According to Ali Jackson, a New York-based relationship coach, she does use ChatGPT for particular purposes but doesn’t endorse it. In the past six months or so, she says “every one” of her clients has approached her complaining about “chatfishing” or people who use AI to generate everything on their dating apps – all the way down to the DMs they send. I asked Jackson if my rule against ChatGPT chumps was too harsh. She said no, go forth and judge, though it might limit my dating pool – about 10% of the adult population now uses the tech.

“Ask yourself if your preference is truly supporting your long-term goals,” Jackson said. “In your case, I would assume that’s one of your principles, and it’s important to find someone whose values are aligned with yours.”

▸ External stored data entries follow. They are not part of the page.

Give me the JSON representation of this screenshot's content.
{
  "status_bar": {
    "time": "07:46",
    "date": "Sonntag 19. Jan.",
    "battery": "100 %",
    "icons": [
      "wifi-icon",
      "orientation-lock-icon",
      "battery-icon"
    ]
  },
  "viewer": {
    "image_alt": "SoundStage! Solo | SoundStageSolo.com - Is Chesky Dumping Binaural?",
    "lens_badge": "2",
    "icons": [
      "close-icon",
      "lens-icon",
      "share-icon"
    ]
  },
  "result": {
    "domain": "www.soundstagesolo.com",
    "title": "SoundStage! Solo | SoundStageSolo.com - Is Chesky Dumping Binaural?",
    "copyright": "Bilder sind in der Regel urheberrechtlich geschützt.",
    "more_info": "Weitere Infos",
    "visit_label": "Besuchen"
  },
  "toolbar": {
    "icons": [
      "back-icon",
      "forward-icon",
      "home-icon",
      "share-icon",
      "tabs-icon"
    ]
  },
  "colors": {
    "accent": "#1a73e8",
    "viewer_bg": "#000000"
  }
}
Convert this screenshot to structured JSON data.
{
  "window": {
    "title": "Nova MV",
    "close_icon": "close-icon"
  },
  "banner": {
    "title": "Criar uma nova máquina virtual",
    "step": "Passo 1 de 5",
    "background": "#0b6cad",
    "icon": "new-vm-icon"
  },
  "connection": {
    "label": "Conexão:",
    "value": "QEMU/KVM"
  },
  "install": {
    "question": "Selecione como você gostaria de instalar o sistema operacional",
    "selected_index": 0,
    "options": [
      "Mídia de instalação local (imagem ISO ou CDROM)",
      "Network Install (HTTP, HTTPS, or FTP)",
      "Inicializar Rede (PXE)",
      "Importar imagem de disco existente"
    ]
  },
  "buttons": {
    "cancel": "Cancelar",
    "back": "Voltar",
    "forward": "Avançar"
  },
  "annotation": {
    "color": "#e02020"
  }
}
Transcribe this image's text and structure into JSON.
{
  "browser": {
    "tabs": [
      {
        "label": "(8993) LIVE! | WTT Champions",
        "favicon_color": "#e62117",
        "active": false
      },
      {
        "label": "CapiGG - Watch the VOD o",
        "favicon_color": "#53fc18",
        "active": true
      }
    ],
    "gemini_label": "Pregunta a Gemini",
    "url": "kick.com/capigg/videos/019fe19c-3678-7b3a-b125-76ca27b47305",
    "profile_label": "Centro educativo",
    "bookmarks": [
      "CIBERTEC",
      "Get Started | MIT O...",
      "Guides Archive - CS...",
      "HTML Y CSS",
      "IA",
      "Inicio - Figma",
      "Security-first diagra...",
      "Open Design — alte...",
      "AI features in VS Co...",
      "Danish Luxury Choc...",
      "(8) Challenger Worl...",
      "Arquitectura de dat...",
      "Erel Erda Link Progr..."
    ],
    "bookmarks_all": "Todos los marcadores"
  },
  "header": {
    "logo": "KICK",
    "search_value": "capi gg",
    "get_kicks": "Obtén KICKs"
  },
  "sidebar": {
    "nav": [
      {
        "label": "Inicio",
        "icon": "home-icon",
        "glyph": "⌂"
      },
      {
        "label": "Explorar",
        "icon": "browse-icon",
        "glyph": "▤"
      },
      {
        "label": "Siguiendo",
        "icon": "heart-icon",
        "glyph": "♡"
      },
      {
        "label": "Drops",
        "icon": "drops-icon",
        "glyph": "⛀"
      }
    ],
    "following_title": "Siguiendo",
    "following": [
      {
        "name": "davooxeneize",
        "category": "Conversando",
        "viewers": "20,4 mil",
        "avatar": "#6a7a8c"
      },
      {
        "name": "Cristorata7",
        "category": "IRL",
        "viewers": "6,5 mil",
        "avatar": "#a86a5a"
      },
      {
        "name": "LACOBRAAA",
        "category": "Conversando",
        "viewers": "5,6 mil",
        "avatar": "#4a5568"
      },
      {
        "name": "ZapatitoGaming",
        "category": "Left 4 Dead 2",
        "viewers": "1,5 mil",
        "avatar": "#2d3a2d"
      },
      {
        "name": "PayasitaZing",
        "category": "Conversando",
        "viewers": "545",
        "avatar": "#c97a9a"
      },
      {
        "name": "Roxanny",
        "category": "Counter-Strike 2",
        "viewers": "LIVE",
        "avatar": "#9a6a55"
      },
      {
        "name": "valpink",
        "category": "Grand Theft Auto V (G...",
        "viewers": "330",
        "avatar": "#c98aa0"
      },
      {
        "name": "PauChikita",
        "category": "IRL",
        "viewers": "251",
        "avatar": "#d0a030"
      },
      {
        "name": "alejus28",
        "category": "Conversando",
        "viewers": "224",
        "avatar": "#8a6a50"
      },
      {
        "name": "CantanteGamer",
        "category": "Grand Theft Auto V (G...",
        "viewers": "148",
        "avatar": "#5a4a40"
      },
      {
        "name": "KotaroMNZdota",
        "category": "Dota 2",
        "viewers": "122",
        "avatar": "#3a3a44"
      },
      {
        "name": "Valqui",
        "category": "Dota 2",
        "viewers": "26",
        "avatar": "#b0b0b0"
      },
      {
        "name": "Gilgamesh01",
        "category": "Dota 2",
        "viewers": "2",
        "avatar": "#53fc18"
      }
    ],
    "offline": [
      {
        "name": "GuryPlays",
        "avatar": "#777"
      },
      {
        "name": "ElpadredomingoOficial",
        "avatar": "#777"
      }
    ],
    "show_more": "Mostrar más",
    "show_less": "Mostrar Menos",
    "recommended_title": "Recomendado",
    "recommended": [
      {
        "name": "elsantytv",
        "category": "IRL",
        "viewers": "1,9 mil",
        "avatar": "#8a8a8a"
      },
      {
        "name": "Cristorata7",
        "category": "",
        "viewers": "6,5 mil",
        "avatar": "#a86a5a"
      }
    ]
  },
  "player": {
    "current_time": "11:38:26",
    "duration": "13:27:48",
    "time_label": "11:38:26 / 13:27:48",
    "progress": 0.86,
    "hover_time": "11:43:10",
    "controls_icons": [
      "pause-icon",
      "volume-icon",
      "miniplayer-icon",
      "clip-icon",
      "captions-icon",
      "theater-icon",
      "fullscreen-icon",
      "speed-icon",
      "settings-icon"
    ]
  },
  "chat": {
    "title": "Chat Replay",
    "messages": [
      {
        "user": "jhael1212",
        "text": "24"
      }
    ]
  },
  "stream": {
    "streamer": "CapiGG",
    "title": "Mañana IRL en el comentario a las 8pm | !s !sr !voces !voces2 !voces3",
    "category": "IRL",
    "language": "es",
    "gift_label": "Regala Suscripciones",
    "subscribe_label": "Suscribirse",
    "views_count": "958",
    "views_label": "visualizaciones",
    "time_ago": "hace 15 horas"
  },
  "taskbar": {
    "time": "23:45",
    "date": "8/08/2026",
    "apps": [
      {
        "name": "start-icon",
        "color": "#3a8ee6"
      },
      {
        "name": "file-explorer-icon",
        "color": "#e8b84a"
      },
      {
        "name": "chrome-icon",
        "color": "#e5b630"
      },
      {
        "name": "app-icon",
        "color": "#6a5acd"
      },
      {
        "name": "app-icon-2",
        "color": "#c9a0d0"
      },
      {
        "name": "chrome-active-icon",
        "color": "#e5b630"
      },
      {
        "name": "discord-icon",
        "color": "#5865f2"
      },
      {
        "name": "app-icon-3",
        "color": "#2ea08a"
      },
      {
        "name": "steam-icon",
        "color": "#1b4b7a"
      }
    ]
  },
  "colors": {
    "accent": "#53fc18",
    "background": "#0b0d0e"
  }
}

Others Who Share the AI Ick.

Other people get the AI ick, and not just when it comes to dating. Ana Pereira, 26, resides in Brooklyn and does sound for multiple live music venues across the city. She dreams about going into her phone settings and disabling AI features on all her apps, though tech platforms from Google to Spotify make it almost impossible to opt out. Pereira believes that using ChatGPT “shows such a laziness”.

“It’s like you can’t think for yourself, and you have to depend on an app for that,” she said.

Two of Pereira’s friends recently had a complicated breakup. She supported one of them after discovering the other turned to ChatGPT, a notoriously awful therapy alternative, not their partner, when they needed to talk about their feelings. “It’s like they didn’t want to sit through any uncomfortable human feelings,” she said. “They just wanted to deal with something and move on, which is not how things work.”

Before long, I found not manage it on my own. I had grown too dependent on AI for the basic work.

Richard Barnes, who is 31 and works as a marine biologist and restaurant server in Hawaii, is similarly skeptical. “I am not sure if I would think otherwise about someone who uses ChatGPT, but I would be like, ‘come on,’” he said. “You shouldn’t have to rely on it to make a grocery list. Your life is likely not that hard. We can make the list together.”

Celebrity and Tech Backlash.

Guillermo del Toro’s statement that he’d “rather die” over using generative AI garnered significant attention. Ditto for, SZA’s Instagram stories rant against the tech cautioning about “environmental racism” and showing fear over users who are “codependent on a machine”. The same goes for when Simu Liu, Alison Roman, Céline Dion, Emily Blunt, and others make statements that are skeptical of AI in their various industries. I believe these quotes go viral for a cause: people agree with them.

Even, to an degree, the people who run the tech industry. Last month, Pinterest introduced a filter that lets users disable AI content. Meta lets users mute, but not entirely deactivate, similar slop on Instagram. Reports suggested that “cursor resistance” is on the rise, as some Silicon Valley techies refuse to use AI to write their code.

{Luciano Noijeen, a lead software engineer based in Greece and the Netherlands, told me that he enthusiastically used AI in the past to write or punch up his coding.|According to Luciano Noijeen, a {lead|

Ray Cox
Ray Cox

A Berlin-based writer passionate about uncovering hidden gems and sharing cultural narratives across Germany.